Антонио встречает меня знакомой песней, привычно улыбаясь, слушаю напеваемое на все лады собственное имя, но замечаю: сегодня наш мойщик посуды как-то особенно возбужден, он словно не в силах больше сдерживать чувств, удержать лирический напор. И вот Антонио уже не поет, а кричит:
– Майя, гуау, гуау!
Значить это может только одно: «гав-гав».
Как, на каком другом языке, понятном и мне и ему, выразить чувства? И Антонио долго, громко, восторженно лает. В мою честь.
«Аваав!» – заливаюсь я в ответ. «Ав! ав! ав!» – лаем мы друг другу и покатываемся наконец. Как и все вокруг.
Кухня озаряется ослепительным сиреневым светом. Раздается грохот – на улице бушует зимняя лос-анджелесская гроза. И точно кто-то встряхивает меня за плечи, я просыпаюсь. Прихожу в себя от трехмесячного морока. Это все гавк. Это уж точно по-настоящему, потому что оглушительный дружеский лай двух людей невозможно придумать. Никакой режиссер, никакой творец снов, тем более писатель, такого не сможет.
И значит, это не кто-то, не фантом, не призрак, не тень, это я, Maya Kucherskaya, работаю на рождественских каникулах в «Пицце Хат», и это на меня громко и восторженно лает человек по имени Антонио, отец пятерых детей. И это я отвечаю ему тем же. А еще это у всех у нас завтра – единственный в году выходной. Потому что завтра Рождество.
ОЗЕРО ЧУДЕС
Он шел из Вифании в Иерусалим. А куда шли мы? Мы не шли, мы ехали. Долог был наш путь. О, земля наших предков, о. Она побуждала к эпическому размаху, к дыханию ровному и мощному, как этот ветер с моря, к простоте. О, медлительность и изящество, о, ленивое величие, неторопливость видавшего и познавшего вся, о, горы, горы. А нам нужно было попасть в Тверию, а были мы не в ней. В Тель-Авиве, в Иерусалиме, на краю и в середине земли. Мы ехали много дней, путь наш лежал в Тверию, там подружка наша, Катька, ждала нас. Нельзя было не приехать, нет.
О Марго! Тебе посвящаю я эти строки, не оттого, чтобы это было очень красиво или что я ощущаю себя великим творцом миров, которые снятся пятнадцатилетним девочкам в ночь на среду и пятницу, сбывается всегда, но оттого, что долог был наш путь, полон предчувствий и упований, забегая вперед – несбывшихся. Жажды… мы-то знали чего, мы-то знали… но о том положено у человечков молчать. Почему-то и твоя беспокойная фигура маячит где-то рядом, над левым локтем или даже несколько выше, под левой бровью, если долго вести от нее перпендикуляр в юго-восточном направлении, как раз в той точке, где линия встретится с вот уже третий день подряд мокнущей там пальмой, твоя, Мишка Ш-ш (палец к губам), повторюсь, подвижная и беспокойная фигура, а вот твоей возлюбленной о Господе жены, нет, ее что-то не видать пока в этом подмокшем, продрогшем мире. Она появится потом, мелькнет за его пределами, в самом конце нашего недолгого повествования, ибо светлое у ней было лицо, когда она повстречала нас в Тверии. Встретила и уложила спать.
Мы ехали день за днем, и мне надоело уже столько раз повторяться, но что-то никак не получалось доплыть. Я устала, Марго. И я.
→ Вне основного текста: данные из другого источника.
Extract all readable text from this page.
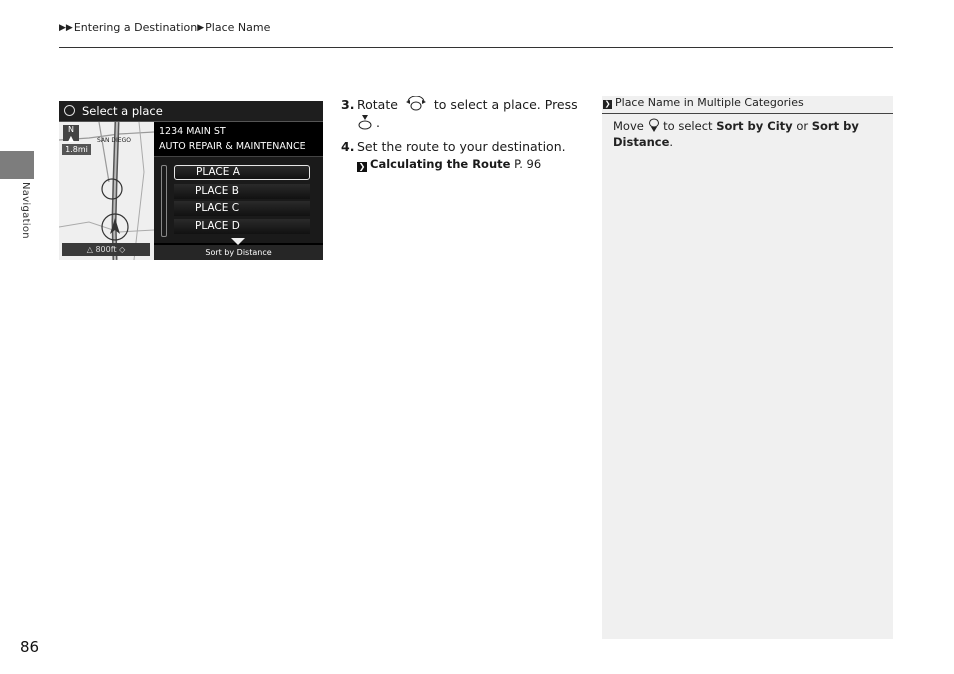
▶▶ Entering a Destination ▶ Place Name
Navigation
86
Select a place
SAN DIEGO
N
▲
1.8mi
△ 800ft ◇
1234 MAIN ST
AUTO REPAIR & MAINTENANCE
PLACE A
PLACE B
PLACE C
PLACE D
Sort by Distance
3. Rotate	to select a place. Press
.
4. Set the route to your destination.
❯ Calculating the Route P. 96
❯ Place Name in Multiple Categories
Move to select Sort by City or Sort by Distance.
Мы вышли наконец к Средиземному морю, тот душный пустой бесплодностью своей день, этот кофе, кофе, кофе, ты знаешь, я ж, по правде говоря, его ненавижу, горечь и тьма судеб сокрыта в теплой болотистой жиже (в жиже судеб!), но море подарило нам наконец себя – и духота растворилась. Оно было дитею, вечным, синее, чистое, простое, мы пили его прозрачные светлые воды, напиться было нельзя, пили с колен, лбом, носом, глазами, нежные пузырьки скользили по истертым солнцем в наждак щекам, вискам – смягчая. Растворяя истерзанность и бездомность. Теперь солнце светило мягко, накануне ухода, и стало совсем тепло.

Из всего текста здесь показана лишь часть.